If the business had been carried on under the firm name of Blood Blood or Blood Bros., then the Bloods would have been held out as comprising the entire firm. But the words " Co." indicate an agency, and that a principal or principals *Page 290 are undisclosed, and if credit is given the law presumes that it was given to all the principals.

In Shamburg v. Ruggles (83 Pa. St. 148), the court say: "If A.B. C. enter into articles of association and agree that the business shall be conducted by A. and in his name alone, B. C. in such case are dormant partners, and though liable for the debts and obligations of the firm during its continuance, are not so liable for debts after its dissolution, although notice of such dissolution may not have been given to the public or those previously dealing with it, for it is to be presumed that credit was given upon the responsibility of A. alone and not upon that of B. C. If, however, the business be conducted in the name of A. Co., a different presumption arises, for then it is supposed that credit is given not to A. alone, but to all those composing the company; in other words, to the firm and not to any one individual of it. In such case, if B. C. retire, notice must be given to those dealing with the firm, or he will continue to be liable for the debts thereof subsequently contracted with former creditors who may be ignorant of the dissolution." To the same effect is the reasoning of the court in Deford Co. v.Reynolds (36 Pa. St. 325); Podrasnik v. Martin (25 Ill. App. 300) ; Deering v. Flanders (49 N.H. 225); Clark v.Fletcher (96 Pa. St. 416).

Notwithstanding the terms of the agreement of partnership, the adoption of a firm name which did not exclude the defendant, the announcement by each of the Bloods to those making inquiries and having dealings with the firm that Harris was one of the partners, and the further fact that he, to some extent, participated in the settlement of accounts and the financial management of the business — facts, which standing alone determine that Harris' status in the firm was that of an ostensible partner — it is insisted that other evidence presented, on the part of the defendant, authorized a submission to the jury of the question whether he was a dormant partner.

The evidence relied on, in support of such position, was: 1. That it was said at the time of the formation of the partnership that it should not be made public — "should not be talked *Page 291 about at all." 2. The testimony of a number of witnesses residing in that locality, some of whom had had dealings with the firm of Blood Co., to the effect that they did not know that Harris was a partner.

This evidence, it is asserted, tended to show that his relation to the firm of Blood Co. was not generally known. It may be observed, in passing, that one of the Bloods denied that there was any understanding, at the time of the formation of the partnership, that the fact of Harris' membership should not be talked about, and evidence was adduced, on the part of the plaintiff, for the purpose of showing that it was quite generally known in the community that Harris was a member of the firm.

For the purpose of this review, however, the plaintiff's answering evidence cannot be considered, as we are to determine whether the defendant's evidence was of such a character as to authorize a jury to find that he was a dormant partner, notwithstanding the facts which, if standing alone, we have asserted require a holding that he was in law an ostensible partner.
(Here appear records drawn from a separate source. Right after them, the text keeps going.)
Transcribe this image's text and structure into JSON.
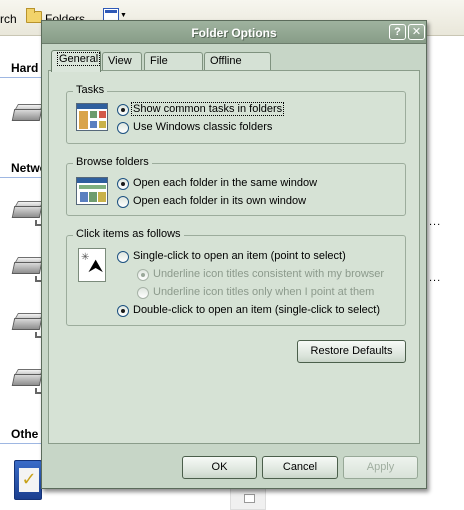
{
  "background": {
    "toolbar": {
      "search_label": "rch",
      "folders_label": "Folders"
    },
    "sections": [
      "Hard",
      "Netwo",
      "Othe"
    ],
    "ellipses": [
      "...",
      "..."
    ]
  },
  "dialog": {
    "title": "Folder Options",
    "title_buttons": {
      "help": "?",
      "close": "✕"
    },
    "tabs": [
      {
        "label": "General",
        "active": true
      },
      {
        "label": "View",
        "active": false
      },
      {
        "label": "File Types",
        "active": false
      },
      {
        "label": "Offline Files",
        "active": false
      }
    ],
    "groups": {
      "tasks": {
        "title": "Tasks",
        "options": [
          {
            "label": "Show common tasks in folders",
            "checked": true
          },
          {
            "label": "Use Windows classic folders",
            "checked": false
          }
        ]
      },
      "browse": {
        "title": "Browse folders",
        "options": [
          {
            "label": "Open each folder in the same window",
            "checked": true
          },
          {
            "label": "Open each folder in its own window",
            "checked": false
          }
        ]
      },
      "click": {
        "title": "Click items as follows",
        "options": [
          {
            "label": "Single-click to open an item (point to select)",
            "checked": false
          },
          {
            "label": "Underline icon titles consistent with my browser",
            "checked": true,
            "disabled": true
          },
          {
            "label": "Underline icon titles only when I point at them",
            "checked": false,
            "disabled": true
          },
          {
            "label": "Double-click to open an item (single-click to select)",
            "checked": true
          }
        ]
      }
    },
    "restore_defaults": "Restore Defaults",
    "buttons": {
      "ok": "OK",
      "cancel": "Cancel",
      "apply": "Apply"
    }
  }
}
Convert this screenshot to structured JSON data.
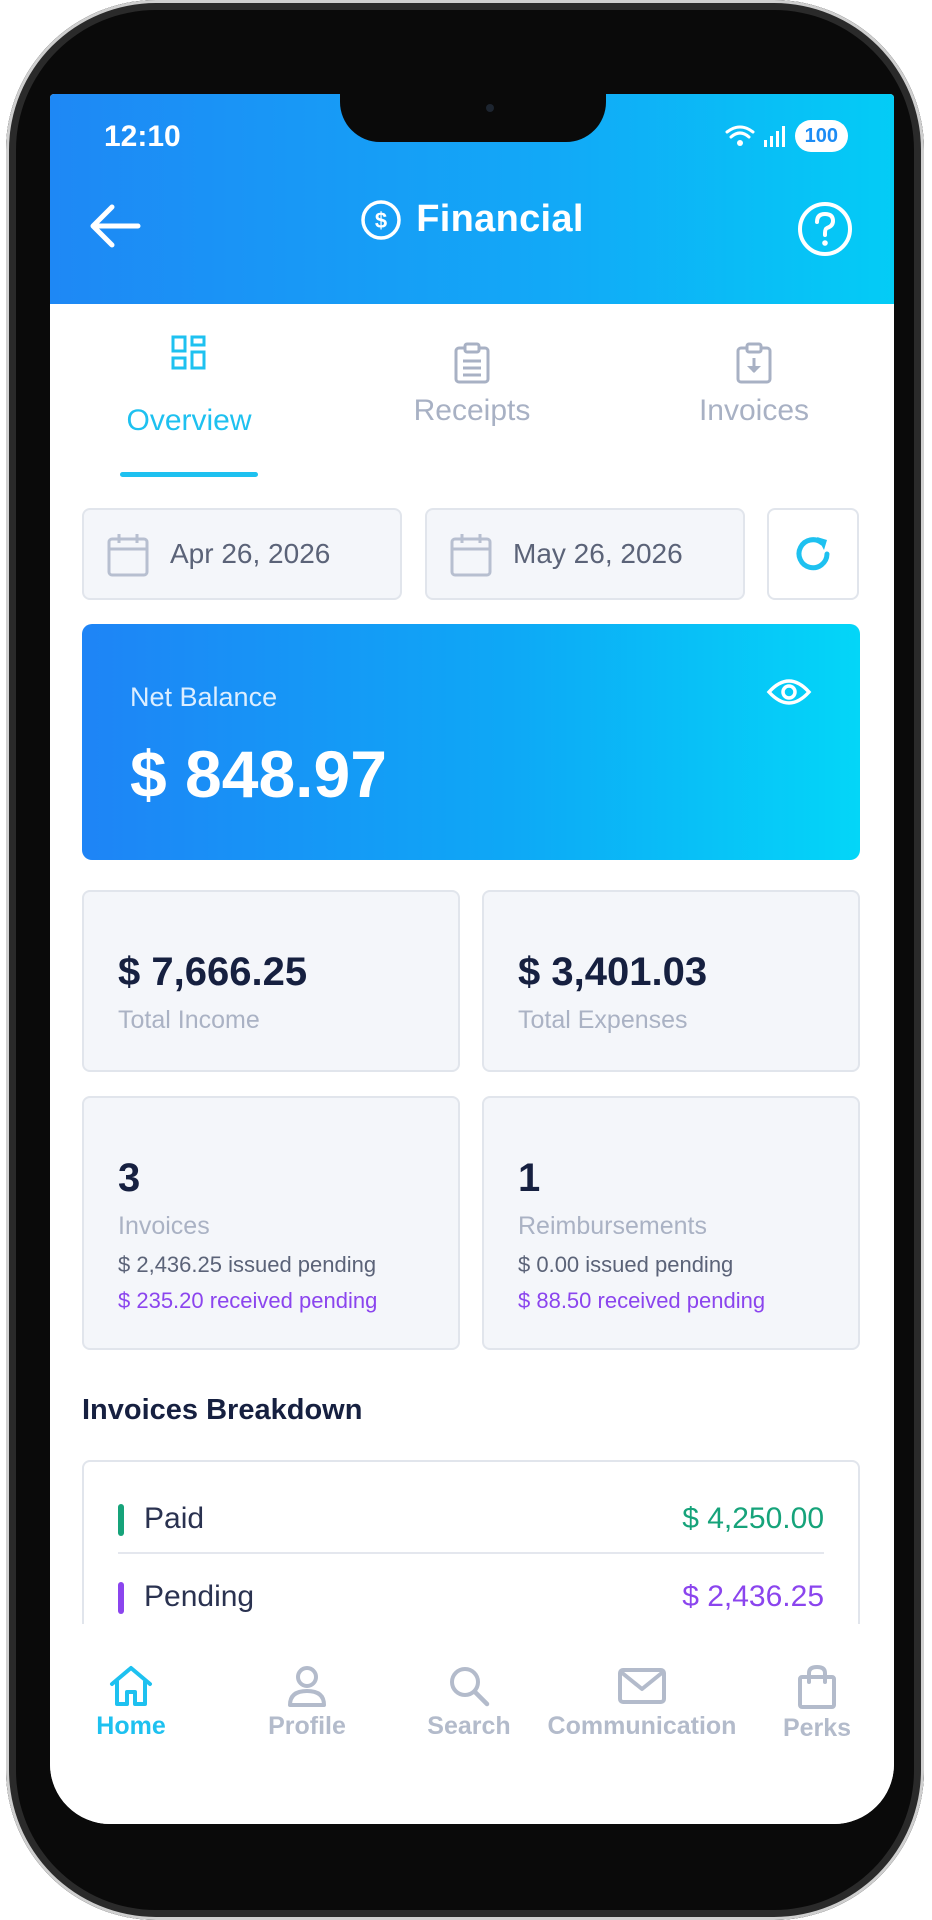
{
  "status_bar": {
    "time": "12:10",
    "battery": "100"
  },
  "header": {
    "title": "Financial"
  },
  "tabs": [
    {
      "label": "Overview",
      "active": true,
      "icon": "grid-icon"
    },
    {
      "label": "Receipts",
      "active": false,
      "icon": "clipboard-icon"
    },
    {
      "label": "Invoices",
      "active": false,
      "icon": "invoice-download-icon"
    }
  ],
  "date_range": {
    "start": "Apr 26, 2026",
    "end": "May 26, 2026"
  },
  "net_balance": {
    "label": "Net Balance",
    "value": "$ 848.97"
  },
  "totals": {
    "income": {
      "value": "$ 7,666.25",
      "label": "Total Income"
    },
    "expenses": {
      "value": "$ 3,401.03",
      "label": "Total Expenses"
    }
  },
  "invoices_card": {
    "count": "3",
    "label": "Invoices",
    "issued": "$ 2,436.25 issued pending",
    "received": "$ 235.20 received pending"
  },
  "reimbursements_card": {
    "count": "1",
    "label": "Reimbursements",
    "issued": "$ 0.00 issued pending",
    "received": "$ 88.50 received pending"
  },
  "breakdown": {
    "title": "Invoices Breakdown",
    "rows": [
      {
        "label": "Paid",
        "amount": "$ 4,250.00",
        "color": "#16a37a"
      },
      {
        "label": "Pending",
        "amount": "$ 2,436.25",
        "color": "#8b45ee"
      }
    ]
  },
  "bottom_nav": [
    {
      "label": "Home",
      "icon": "home-icon",
      "active": true
    },
    {
      "label": "Profile",
      "icon": "user-icon",
      "active": false
    },
    {
      "label": "Search",
      "icon": "search-icon",
      "active": false
    },
    {
      "label": "Communication",
      "icon": "mail-icon",
      "active": false
    },
    {
      "label": "Perks",
      "icon": "shopping-bag-icon",
      "active": false
    }
  ],
  "colors": {
    "accent": "#1ec1f0",
    "primary_text": "#162040",
    "muted": "#aab2c4",
    "pending_purple": "#8b45ee",
    "paid_green": "#16a37a"
  }
}
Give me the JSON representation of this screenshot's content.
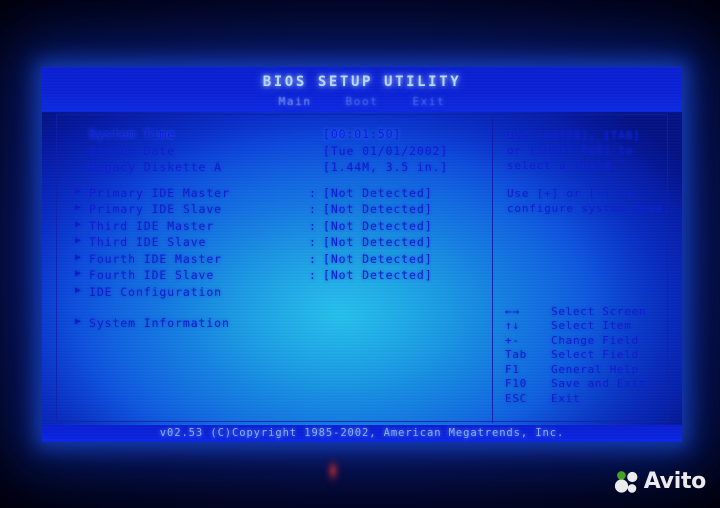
{
  "screen": {
    "title": "BIOS SETUP UTILITY",
    "menu_tabs": [
      {
        "label": "Main",
        "active": true
      },
      {
        "label": "Boot",
        "active": false
      },
      {
        "label": "Exit",
        "active": false
      }
    ],
    "options": [
      {
        "arrow": "",
        "label": "System Time",
        "colon": "",
        "value": "[00:01:50]",
        "selected": true
      },
      {
        "arrow": "",
        "label": "System Date",
        "colon": "",
        "value": "[Tue 01/01/2002]",
        "selected": false
      },
      {
        "arrow": "",
        "label": "Legacy Diskette A",
        "colon": "",
        "value": "[1.44M, 3.5 in.]",
        "selected": false
      },
      {
        "arrow": "▶",
        "label": "Primary IDE Master",
        "colon": ":",
        "value": "[Not Detected]",
        "selected": false
      },
      {
        "arrow": "▶",
        "label": "Primary IDE Slave",
        "colon": ":",
        "value": "[Not Detected]",
        "selected": false
      },
      {
        "arrow": "▶",
        "label": "Third IDE Master",
        "colon": ":",
        "value": "[Not Detected]",
        "selected": false
      },
      {
        "arrow": "▶",
        "label": "Third IDE Slave",
        "colon": ":",
        "value": "[Not Detected]",
        "selected": false
      },
      {
        "arrow": "▶",
        "label": "Fourth IDE Master",
        "colon": ":",
        "value": "[Not Detected]",
        "selected": false
      },
      {
        "arrow": "▶",
        "label": "Fourth IDE Slave",
        "colon": ":",
        "value": "[Not Detected]",
        "selected": false
      },
      {
        "arrow": "▶",
        "label": "IDE Configuration",
        "colon": "",
        "value": "",
        "selected": false
      },
      {
        "arrow": "▶",
        "label": "System Information",
        "colon": "",
        "value": "",
        "selected": false
      }
    ],
    "help": {
      "paragraph1": [
        "Use [ENTER], [TAB]",
        "or [SHIFT-TAB] to",
        "select a field."
      ],
      "paragraph2": [
        "Use [+] or [-] to",
        "configure system Time."
      ]
    },
    "legend": [
      {
        "key": "←→",
        "desc": "Select Screen"
      },
      {
        "key": "↑↓",
        "desc": "Select Item"
      },
      {
        "key": "+-",
        "desc": "Change Field"
      },
      {
        "key": "Tab",
        "desc": "Select Field"
      },
      {
        "key": "F1",
        "desc": "General Help"
      },
      {
        "key": "F10",
        "desc": "Save and Exit"
      },
      {
        "key": "ESC",
        "desc": "Exit"
      }
    ],
    "footer": "v02.53 (C)Copyright 1985-2002, American Megatrends, Inc."
  },
  "watermark": {
    "text": "Avito",
    "dot_color": "#4caf26",
    "circle_color": "#ffffff"
  },
  "colors": {
    "screen_glow": "#1490e0",
    "bar_blue": "#0a1fd4",
    "text_blue": "#0c1ccd",
    "title_text": "#bcd8ff"
  }
}
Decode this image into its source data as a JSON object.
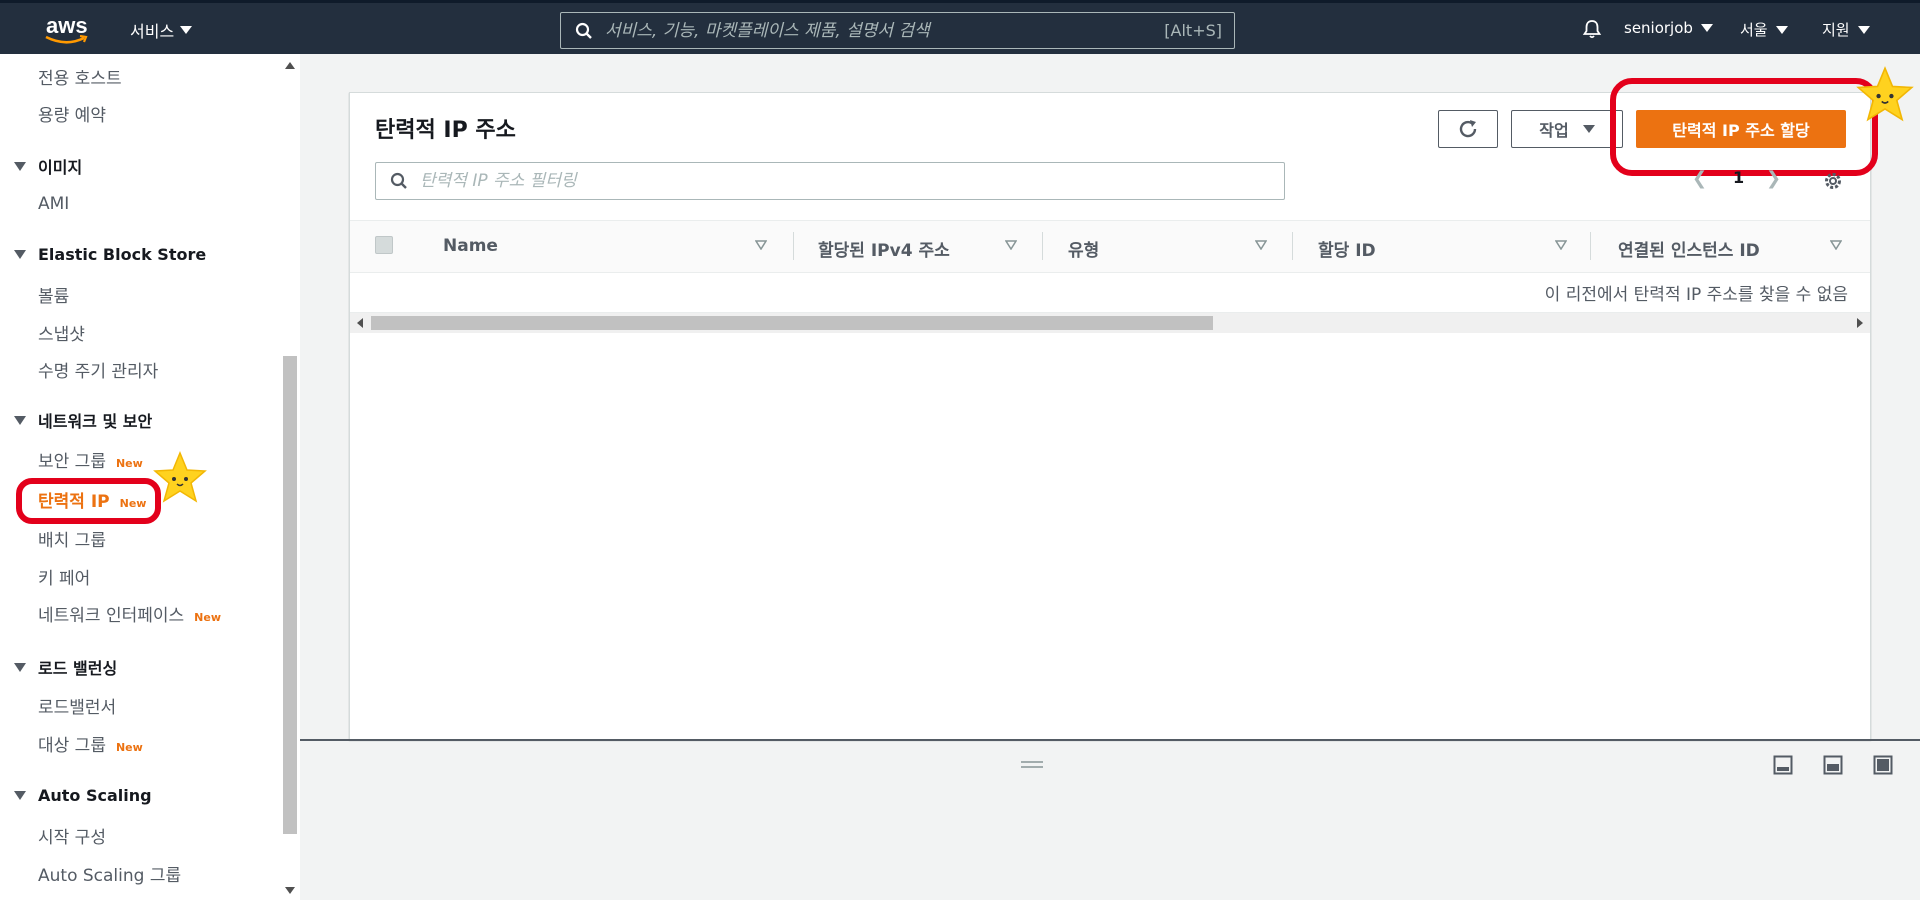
{
  "topnav": {
    "logo_text": "aws",
    "services_label": "서비스",
    "search_placeholder": "서비스, 기능, 마켓플레이스 제품, 설명서 검색",
    "search_shortcut": "[Alt+S]",
    "account_label": "seniorjob",
    "region_label": "서울",
    "support_label": "지원"
  },
  "sidebar": {
    "items": [
      {
        "type": "link",
        "label": "전용 호스트"
      },
      {
        "type": "link",
        "label": "용량 예약"
      },
      {
        "type": "section",
        "label": "이미지"
      },
      {
        "type": "link",
        "label": "AMI"
      },
      {
        "type": "section",
        "label": "Elastic Block Store"
      },
      {
        "type": "link",
        "label": "볼륨"
      },
      {
        "type": "link",
        "label": "스냅샷"
      },
      {
        "type": "link",
        "label": "수명 주기 관리자"
      },
      {
        "type": "section",
        "label": "네트워크 및 보안"
      },
      {
        "type": "link",
        "label": "보안 그룹",
        "badge": "New"
      },
      {
        "type": "link",
        "label": "탄력적 IP",
        "badge": "New",
        "active": true
      },
      {
        "type": "link",
        "label": "배치 그룹"
      },
      {
        "type": "link",
        "label": "키 페어"
      },
      {
        "type": "link",
        "label": "네트워크 인터페이스",
        "badge": "New"
      },
      {
        "type": "section",
        "label": "로드 밸런싱"
      },
      {
        "type": "link",
        "label": "로드밸런서"
      },
      {
        "type": "link",
        "label": "대상 그룹",
        "badge": "New"
      },
      {
        "type": "section",
        "label": "Auto Scaling"
      },
      {
        "type": "link",
        "label": "시작 구성"
      },
      {
        "type": "link",
        "label": "Auto Scaling 그룹"
      }
    ]
  },
  "main": {
    "title": "탄력적 IP 주소",
    "filter_placeholder": "탄력적 IP 주소 필터링",
    "actions_label": "작업",
    "allocate_label": "탄력적 IP 주소 할당",
    "page_number": "1",
    "columns": [
      "Name",
      "할당된 IPv4 주소",
      "유형",
      "할당 ID",
      "연결된 인스턴스 ID"
    ],
    "empty_message": "이 리전에서 탄력적 IP 주소를 찾을 수 없음"
  },
  "colors": {
    "nav_bg": "#232f3e",
    "accent": "#ec7211",
    "annotation_ring": "#e3001b",
    "star": "#ffd21f"
  }
}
The agreement of partnership was reduced to writing. It does not in any manner suggest that the membership of Harris was to be kept from the public. It purports to embrace the entire agreement, and the defendant has not attempted to show that in reducing the agreement of the parties to writing anything was omitted by mistake or otherwise which had been agreed upon. It is not asserted that this so-called understanding was made a part of the original contract. It is not pretended that the parties made a subsequent agreement founded upon a new consideration. It does not clearly appear that the matter was spoken of in the presence of all the parties, much less assented to, for Samuel N. Blood says he does not remember any such thing, and was not a party to any such agreement, and Harris' evidence does not necessarily include him. Harris' testimony on the subject, and the whole of it, is comprised in an answer to a single question.

"Q. Now you may tell me, at the time you entered into *Page 292 this partnership, was there anything said between you as to whether this should be made public? A. There was, sir; it was not to be talked about at all." It is, we think, clear that this evidence cannot be permitted to effect a change in the legal relation which the parties assumed in writing and by subsequent conduct.

Neither can a general partner, who, in order to relieve himself from a liability which attaches to an ostensible partner, assumes the burden of proving that he was a dormant partner, be deemed to have so well borne it as to destroy the legal effect of acts of the character disclosed by this record, by the testimony of his neighbors and others given years after the dissolution, to the effect that they did not know until after the happening of that event that he was ever a member of the firm, supplemented by the expression of his own opinion that not one in ten in his vicinity knew of it. The question is not whether one knew it or nearly all, but whether by agreement — the adoption of a firm name — and subsequent conduct he so held out the Bloods as the only members of the partnership as to prevent his name from contributing to the standing and credit of the firm. If he did not, then he must be visited with the legal consequences of his failure to give notice to those who had, prior to his withdrawal, transacted business with the firm, and the lack of information on the part of some or many persons will not operate to shield him from it.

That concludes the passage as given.